“Nuestro objetivo final es nada menos que lograr la integración del cine latinoamericano. Así de simple, y así de desmesurado”.
Gabriel García Márquez

CRITICA


  • Esteban, una boconada de aire fresco para el cine cubano
    Por Paquita Armas Fonseca

    No voy a decir que el filme Esteban es una pieza perfecta, ni que signará los destinos del cine cubano, pero de lo que si estoy segura es que es un soplo de aire fresco en el panorama cinematográfico nacional.

    En sus noventa minutos de duración el espectador se enfrenta a un melodrama con muy pocos personajes, en un barrio pobre sin estridencias ni visuales ni auditivas que cuenta la historia de un sueño, el del niño Esteban que un día, por casualidad, disfruta de las notas de un pianista y se enamora de aquel aparato. Y hasta aquí cuento la historia que para aprehenderla hay que ver de nuevo a Yuliet Cruz, en el papel de madre de un niño especial. “Me preparé, dijo en conferencia de prensa, porque yo había acabado de hacer la Sonia de Conducta y me preocupaba que hubiera similitud”.

    Yuliet propuso algunos cambios de look, como rizarse el pelo, adelgazó y el director, Jonal Cosculluela, la ayudó para que el diseño de vestuario contribuyera a que Sonia no apareciera. Con esos retoques la actriz, una de las más camaleónicas de la escena cubana, pudo dar una vendedora, luchadora de la calle, sin ayuda del padre de Esteban, que muestra una incredulidad creíble sobre el sueño de su hijo.

    Manuel Porto, como siempre de Rey Midas, nos regala un gruñón y tierno maestro de piano, que camina con su culpa. Y a ese dúo se une el protagonista Reynaldo Guanche, el niño Esteban que tiene un sueño y hace lo imposible por alcanzarlo. Quizás encontrar a ese niño fue lo más difícil, realizaron varios casting hasta que Guanche enseñó su rostro de Esteban. Le contó a los periodistas que Porto lo inició en el misterio del llanto y que se sintió bien con Yuliet, aunque a veces lo llevaba recio.

    En el elenco están también en papeles pequeños, e importantes, Monica Alonso como hija del pianista e Ismael Isaac, padre del muchacho.

    Por supuesto, hay otros niños en la escuela y vendedoras en la calle, vecinos (Corina Mestre y Raul Pomares, en papeles especiales), en fin un barrio como cualquiera de Cuba u otro país.

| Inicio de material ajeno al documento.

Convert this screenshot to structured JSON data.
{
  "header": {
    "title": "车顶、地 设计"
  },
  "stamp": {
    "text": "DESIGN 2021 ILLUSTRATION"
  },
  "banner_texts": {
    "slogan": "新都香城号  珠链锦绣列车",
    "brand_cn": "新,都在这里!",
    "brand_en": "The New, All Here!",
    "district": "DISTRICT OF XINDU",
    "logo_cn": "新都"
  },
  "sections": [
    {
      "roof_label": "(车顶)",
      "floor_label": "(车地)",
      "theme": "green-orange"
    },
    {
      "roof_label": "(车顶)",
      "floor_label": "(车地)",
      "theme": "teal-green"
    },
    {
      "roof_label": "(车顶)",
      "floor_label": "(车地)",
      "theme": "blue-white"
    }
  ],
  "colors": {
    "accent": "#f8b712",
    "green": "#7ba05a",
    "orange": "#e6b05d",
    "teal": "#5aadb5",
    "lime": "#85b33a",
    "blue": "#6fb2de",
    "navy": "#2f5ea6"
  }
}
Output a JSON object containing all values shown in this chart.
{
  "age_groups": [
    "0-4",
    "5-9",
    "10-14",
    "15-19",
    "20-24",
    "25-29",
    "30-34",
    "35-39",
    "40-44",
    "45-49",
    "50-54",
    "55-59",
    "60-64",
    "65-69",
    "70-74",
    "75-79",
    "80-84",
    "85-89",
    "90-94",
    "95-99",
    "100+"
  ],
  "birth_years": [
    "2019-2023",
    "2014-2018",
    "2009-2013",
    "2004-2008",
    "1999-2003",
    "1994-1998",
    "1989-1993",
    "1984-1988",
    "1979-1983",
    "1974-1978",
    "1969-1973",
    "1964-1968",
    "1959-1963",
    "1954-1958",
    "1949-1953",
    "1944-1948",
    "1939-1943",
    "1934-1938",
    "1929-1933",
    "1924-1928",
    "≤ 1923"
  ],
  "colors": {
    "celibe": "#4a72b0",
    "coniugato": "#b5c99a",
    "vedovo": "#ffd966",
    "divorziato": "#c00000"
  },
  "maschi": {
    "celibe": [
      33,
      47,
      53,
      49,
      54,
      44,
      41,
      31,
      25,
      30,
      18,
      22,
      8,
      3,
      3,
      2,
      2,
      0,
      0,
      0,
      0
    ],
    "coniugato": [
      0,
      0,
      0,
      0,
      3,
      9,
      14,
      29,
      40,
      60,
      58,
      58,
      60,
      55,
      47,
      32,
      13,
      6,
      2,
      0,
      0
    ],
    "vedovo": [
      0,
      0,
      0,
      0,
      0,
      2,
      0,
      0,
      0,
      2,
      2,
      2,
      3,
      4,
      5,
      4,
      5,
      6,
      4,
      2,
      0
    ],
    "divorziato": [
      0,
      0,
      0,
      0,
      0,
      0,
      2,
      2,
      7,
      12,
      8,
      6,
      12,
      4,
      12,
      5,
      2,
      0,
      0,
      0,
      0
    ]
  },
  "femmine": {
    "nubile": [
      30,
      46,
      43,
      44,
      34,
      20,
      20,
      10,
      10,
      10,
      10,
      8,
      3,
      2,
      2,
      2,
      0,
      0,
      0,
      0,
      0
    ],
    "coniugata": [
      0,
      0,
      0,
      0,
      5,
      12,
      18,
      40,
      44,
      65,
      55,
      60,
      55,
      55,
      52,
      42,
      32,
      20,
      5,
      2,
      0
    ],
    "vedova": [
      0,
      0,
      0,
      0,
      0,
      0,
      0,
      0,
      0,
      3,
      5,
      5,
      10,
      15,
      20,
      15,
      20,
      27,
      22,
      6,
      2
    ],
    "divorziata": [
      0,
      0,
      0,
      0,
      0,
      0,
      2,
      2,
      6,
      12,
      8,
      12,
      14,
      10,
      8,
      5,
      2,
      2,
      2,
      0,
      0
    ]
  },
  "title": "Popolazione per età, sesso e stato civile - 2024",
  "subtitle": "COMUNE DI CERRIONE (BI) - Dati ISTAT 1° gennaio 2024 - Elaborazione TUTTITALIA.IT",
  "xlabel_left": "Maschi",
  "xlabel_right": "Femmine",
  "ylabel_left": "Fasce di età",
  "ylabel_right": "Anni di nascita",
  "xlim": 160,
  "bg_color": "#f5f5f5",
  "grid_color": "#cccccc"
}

    La cinta tiene como guionista a Amílcar Saleti, encargado del guion de la telenovela Latidos compartidos, de parte de la serie UNO, de Patrulla 444 y que escribió esta historia –un melodrama, género del que gusta- para un teledrama televisivo.

    Tuvo una primera madrina Vilma Montesinos que le propuso a Jonal hacer una película. Omar Olazabal los apoyó, Orlando Vistel los impulso y Joel Ortega acogió la producción, así con varios brazos unidos y halando parejo hace cinco años empezó a realizarse esta obra. Sería imperdonable dejar de nombrar a Maritza Ceballo, productora y esposa de Jonal que lejos de quitarle el sueño a su marido, lo ayudaba en su empeño “de hacer posible lo imposible”.

    Falta aquí un nombre esencial, el de Chucho Valdés, creador de la música, no sólo de la “parida” por Hugo, el pianista, sino de toda la cinta, por eso esa frescura en los planos. La melodía es sencillamente un protagonista más que dota de belleza a una imagen bella de por sí, lograda por Lianed Marcoleta. Es increíble que casi todo el equipo de realización es primerizo en el mundo del cine.

    Ahora Esteban inicia su camino en Cuba y otros lugares. La empresa Mediapro ayudará en esa andanza, que quizás le entregue a la empresa RTV Comercial otros premios, pero más que eso, siga demostrado que desde la institucionalidad es posible hacer un audiovisual con formas de producción que garanticen calidad y bienestar a los creadores.